I feel like inmutable distros are in a quite good state nowadays, and while solutions like bootc and sysexts are not “mainstream” yet, it’s getting there
when it comes to getting non Flatpak packages, things get interesting, there are a lot of options, really
AppImages, statically linked binaries, tarballs, OCI containers, distrobox/toolbx, Homebrew, VMs, Nix even experimental formats like RunImages, AppBundles and FlatImages
if you need some non-system level package, you’ll have a way to use it yet, still it seems sort of chaotic “which one should I choose? how will I be able to easily manage them?”
GPM, dbin, Soar, AM… and the list goes on
and it’s okay, the so called cloud native approach is still evolving, so this fragmentation is expected so it’s nice to share opinions about this while we’re living this interesting phase any thoughts?

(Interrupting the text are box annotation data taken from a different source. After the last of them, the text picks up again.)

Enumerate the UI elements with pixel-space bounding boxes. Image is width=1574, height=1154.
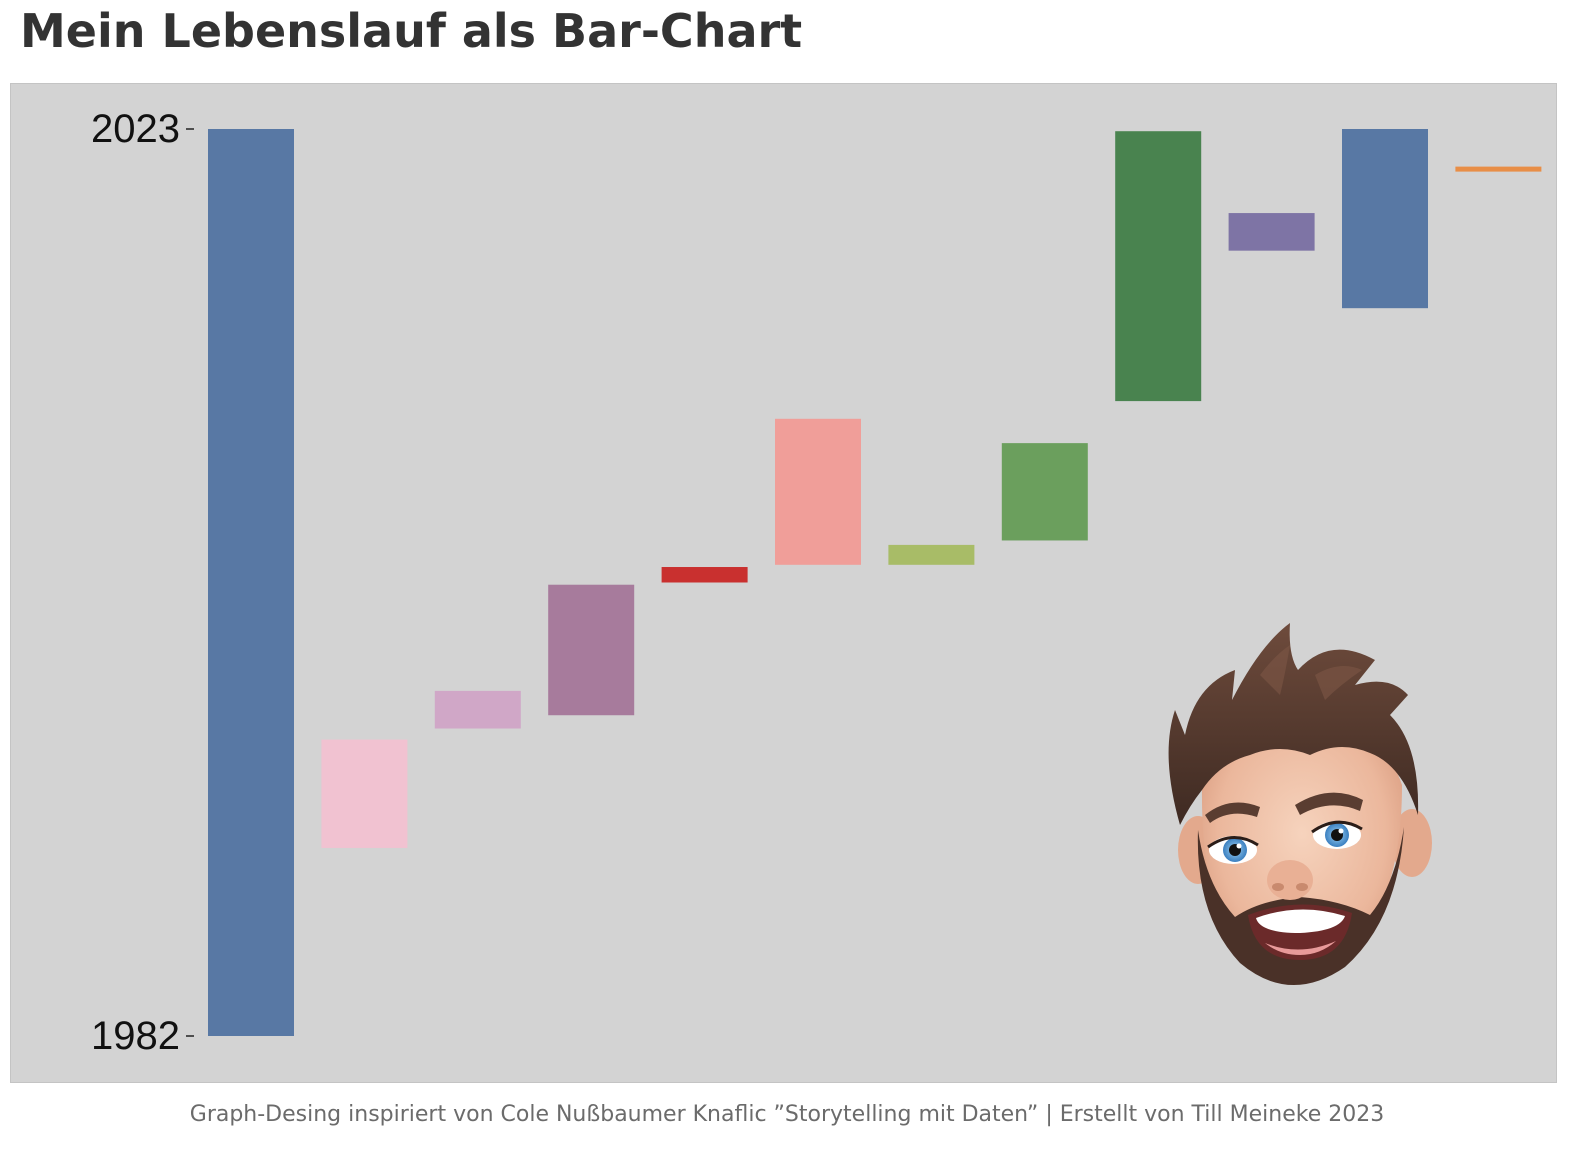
- y-tick-label-1982: 1982: [91, 1014, 180, 1058]
- bar-3: [434, 690, 521, 729]
- y-tick-label-2023: 2023: [91, 107, 180, 151]
- bar-12: [1455, 166, 1542, 172]
- y-axis: 2023 1982: [91, 107, 194, 1058]
- memoji-avatar-icon: [1140, 615, 1440, 1005]
- footer-credit: Graph-Desing inspiriert von Cole Nußbaum…: [189, 1102, 1385, 1127]
- bar-7: [888, 544, 975, 565]
- bar-9: [1115, 131, 1202, 402]
- chart-title: Mein Lebenslauf als Bar-Chart: [20, 4, 803, 58]
- bar-5: [661, 567, 748, 583]
- bar-2: [321, 739, 408, 848]
- bar-11: [1342, 129, 1428, 309]
- bar-10: [1228, 213, 1315, 251]
- bar-8: [1001, 443, 1088, 541]
- bar-4: [548, 584, 635, 716]
- bar-1: [208, 129, 294, 1036]
- bar-6: [775, 418, 861, 565]
- bars: [208, 129, 1542, 1036]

Distrobox excels for when you need some proprietary tool that ships it’s packages as a repo for Ubuntu but not much else. You spin up a distrobox for Cisco Packet Tracer, or VSCode (the proprietary microsoft one, not Arch’s Code-OSS and Unity.
Then, once you’re done, you can just delete it all.
this, even a tarball would have been better than a Ubuntu-only .deb
If the tarball was dynamically linked against specific distro’s libraries though, then it wouldn’t work on all distros.
They also often provide RPM packages for Red Hat systems. Not always though, and I use Arch (btw) anyways.
really? by the time I needed it, there were only .deb available, and they did not listed all their dependencies on Debian, only on Ubuntu, I had to look for their dependencies and install them manually, what a mess
Not everybody does. It’s just sometimes.